When I woke up this morning a thin layer of snow covered the ground. It was lovely, white snow against the tender green of March. I want winter to be over, but the snow this morning was undeniably beautiful. Today was one of those days where I just cry. I couldn’t point to anything that was particularly wrong or sad about my life, and I wasn’t exactly sad. I just cried over stuff and that’s ok.

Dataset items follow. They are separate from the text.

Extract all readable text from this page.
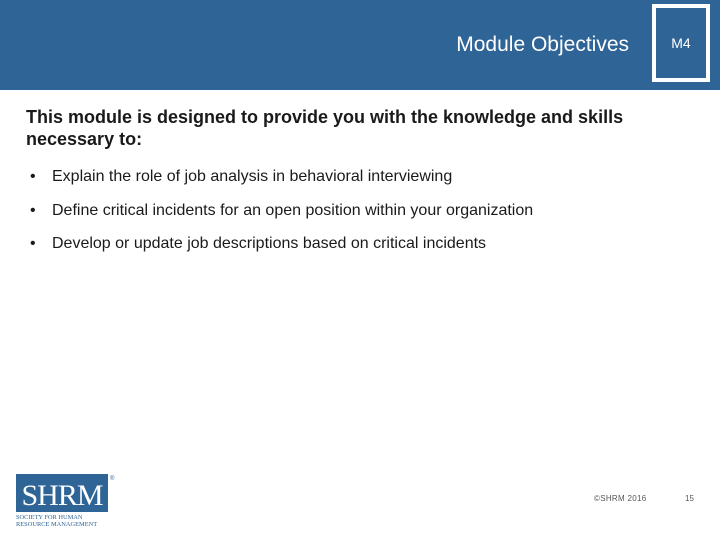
Module Objectives	M4
This module is designed to provide you with the knowledge and skills necessary to:
• Explain the role of job analysis in behavioral interviewing
• Define critical incidents for an open position within your organization
• Develop or update job descriptions based on critical incidents
SHRM ®
SOCIETY FOR HUMAN
RESOURCE MANAGEMENT
©SHRM 2016	15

I made a New Years resolution to live perfectly in the moment, and to experience every moment openly, to the fullest degree. Like most New Years resolutions this is incredibly difficult and sometimes impossible. The first few days of 2013 I aggressively tried to talk myself out of a series of powerful and important emotions. I also avoided honestly communicating my feelings and I had a slight panic attack. After that horrific failure there was nowhere to go but up. I have been getting steadily better at taking life as it comes and basking in whatever strange adventures (internal or external) come my way. Today was a victory. I very gently inhabited the tristesse that found me when I woke up. I cried. I called my best friend on the telephone. I watched sad and inspirational videos on my computer, and pouted over homework. I was kind of even enjoying myself… Then. Everything. Changed.
I was approached while walking out of my last class of the day (in which I had a horrid test). The man who came up to me was probably my age, early twenties. He smelled like cigarette smoke, but was well kept and friendly. He explained that his family gets free tickets to the plays at the pioneer theatre (right next to the anthropology building) and that two of his friends had failed to show up, and the show would start in 5 minutes. He offered me the tickets. I accepted.

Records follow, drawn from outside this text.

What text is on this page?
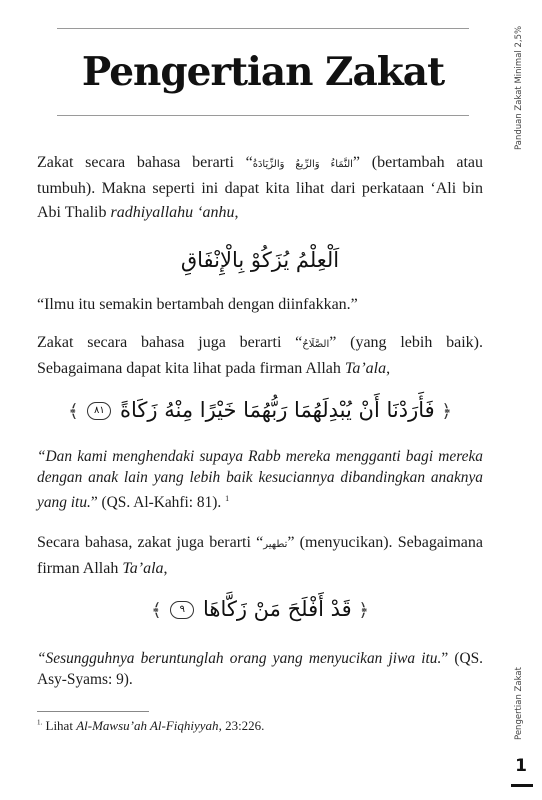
Pengertian Zakat	Panduan Zakat Minimal 2,5%
Pengertian Zakat

Zakat secara bahasa berarti “النَّمَاءُ وَالرِّيعُ وَالزِّيَادَةُ” (bertambah atau tumbuh). Makna seperti ini dapat kita lihat dari perkataan ‘Ali bin Abi Thalib radhiyallahu ‘anhu,

اَلْعِلْمُ يُزَكُوْ بِالْإِنْفَاقِ

“Ilmu itu semakin bertambah dengan diinfakkan.”

Zakat secara bahasa juga berarti “الصَّلَاحُ” (yang lebih baik). Sebagaimana dapat kita lihat pada firman Allah Ta’ala,

﴿ فَأَرَدْنَا أَنْ يُبْدِلَهُمَا رَبُّهُمَا خَيْرًا مِنْهُ زَكَاةً ٨١ ﴾

“Dan kami menghendaki supaya Rabb mereka mengganti bagi mereka dengan anak lain yang lebih baik kesuciannya dibandingkan anaknya yang itu.” (QS. Al-Kahfi: 81). $^1$

Secara bahasa, zakat juga berarti “تطهير” (menyucikan). Sebagaimana firman Allah Ta’ala,

﴿ قَدْ أَفْلَحَ مَنْ زَكَّاهَا ٩ ﴾

“Sesungguhnya beruntunglah orang yang menyucikan jiwa itu.” (QS. Asy-Syams: 9).

$^{1.}$ Lihat Al-Mawsu’ah Al-Fiqhiyyah, 23:226.

1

My seat was in the very middle on the 5th row, a perfect spot. I sat down next to the generous stranger who gave me the ticket. The man who sat next to him, his father I presume, was very friendly. He had a swell ponytail and a magnificent beard. We talked about anthropology a bit (I love doing that). The play was called “The Odd Couple”. It was funny and loud. I laughed much laughter. By the end of the play I was quite cheerful. I walked home happy.
The sadness and emotivity of the day perfectly contrasted the silliness and spontaneity of the night. Both experiences deepened and enriched the other. It was a magnificent practice in living in the moment. There was an instant when offered the ticket that I hesitated, I was tired and grumpy, I had no idea what the play was about, but for one moment I stopped thinking and started moving. I said yes, and it made all the difference.